After weeks of research, I was able to convert the three missing report years to an alphabetical order listing, and after applying my years of business studies in college, was able to put together a statistical analysis.  The results were shocking.  In 2006 and 2007, based on my information and belief, Principal omitted almost 4,000 plans from their Schedule D report for each year.  In 2008, Principal reported almost $800,000,000 was transferred out of the plan by plan participants.  It never happened… that cash was also stolen.  They had also reported plans in 2008 that didn’t exist to account for those monies that were illegally reported as transfers out.  Principal also grossly under-reported transfers of assets into the plan as well by new plan participants.  My wife and I were two that fit that profile.

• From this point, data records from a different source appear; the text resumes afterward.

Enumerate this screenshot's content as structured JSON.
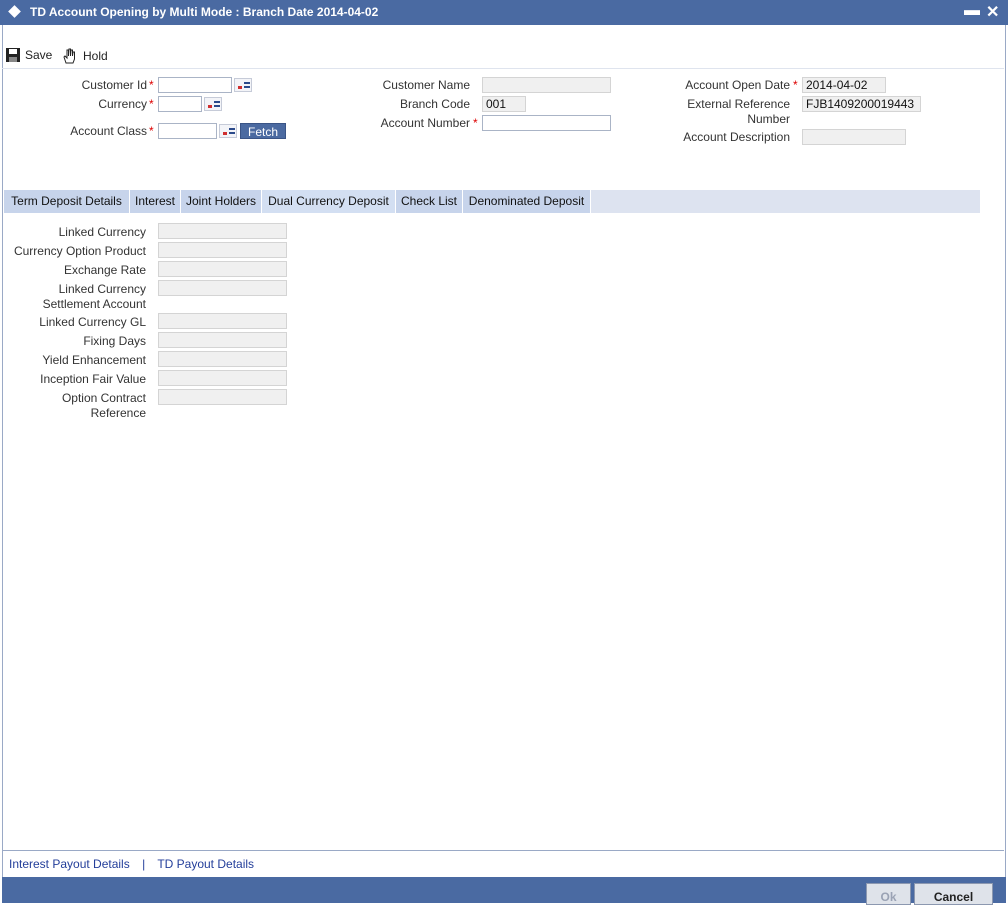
{
  "window": {
    "title": "TD Account Opening by Multi Mode : Branch Date 2014-04-02",
    "minimize": "▬",
    "close": "✕"
  },
  "toolbar": {
    "save_label": "Save",
    "hold_label": "Hold"
  },
  "header": {
    "customer_id": {
      "label": "Customer Id",
      "value": ""
    },
    "currency": {
      "label": "Currency",
      "value": ""
    },
    "account_class": {
      "label": "Account Class",
      "value": ""
    },
    "fetch_label": "Fetch",
    "customer_name": {
      "label": "Customer Name",
      "value": ""
    },
    "branch_code": {
      "label": "Branch Code",
      "value": "001"
    },
    "account_number": {
      "label": "Account Number",
      "value": ""
    },
    "account_open_date": {
      "label": "Account Open Date",
      "value": "2014-04-02"
    },
    "external_reference": {
      "label_line1": "External Reference",
      "label_line2": "Number",
      "value": "FJB1409200019443"
    },
    "account_description": {
      "label": "Account Description",
      "value": ""
    },
    "required_mark": "*"
  },
  "tabs": [
    {
      "label": "Term Deposit Details"
    },
    {
      "label": "Interest"
    },
    {
      "label": "Joint Holders"
    },
    {
      "label": "Dual Currency Deposit"
    },
    {
      "label": "Check List"
    },
    {
      "label": "Denominated Deposit"
    }
  ],
  "dual_currency": {
    "linked_currency": {
      "label": "Linked Currency",
      "value": ""
    },
    "currency_option_product": {
      "label": "Currency Option Product",
      "value": ""
    },
    "exchange_rate": {
      "label": "Exchange Rate",
      "value": ""
    },
    "linked_currency_settlement_account": {
      "label_line1": "Linked Currency",
      "label_line2": "Settlement Account",
      "value": ""
    },
    "linked_currency_gl": {
      "label": "Linked Currency GL",
      "value": ""
    },
    "fixing_days": {
      "label": "Fixing Days",
      "value": ""
    },
    "yield_enhancement": {
      "label": "Yield Enhancement",
      "value": ""
    },
    "inception_fair_value": {
      "label": "Inception Fair Value",
      "value": ""
    },
    "option_contract_reference": {
      "label_line1": "Option Contract",
      "label_line2": "Reference",
      "value": ""
    }
  },
  "bottom_links": {
    "interest_payout": "Interest Payout Details",
    "separator": "|",
    "td_payout": "TD Payout Details"
  },
  "footer": {
    "ok_label": "Ok",
    "cancel_label": "Cancel"
  }
}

You will note in the PUSPSA attached reports the all three of the form 5500 reports filed by Principal are blank for the years 2006, 2007, and 2008.  The Schedule H forms are grossly inaccurate.  First case in point as follows:

The 2008 Schedule H form filed with the DOL shows on line (5), partnerships/joint ventures valued at $4,577,530,235.  The 2008 PUSPSA Annual Report shows real estate joint ventures $15,733,715.  Loans are zero in the Schedule H, $11,658,331 in the Annual Report.  Real Estate at fair value is $6,758,4525,000 in the Annual Report, $1,742,884,000 in the Schedule H.

Nothing in these two reports even come close to matching.  The report in the Annual Report is audited, the  Schedule H is not, so Principal can lie themselves to eternity and there will be no questions asked.

To both the SEC and the DOL, the message is now is the time to investigate Principal with an intent to act on the facts.  The millions of retirees they have defrauded has to stop, and only you guys can make it happen.  What can now be proven, with evidence I have presented with this report, is the fact that Principal intentionally submitted fraudulent reports to the DOL concerning their retirement accounts, and that Principal stole billions of dollars from 401K plan participants.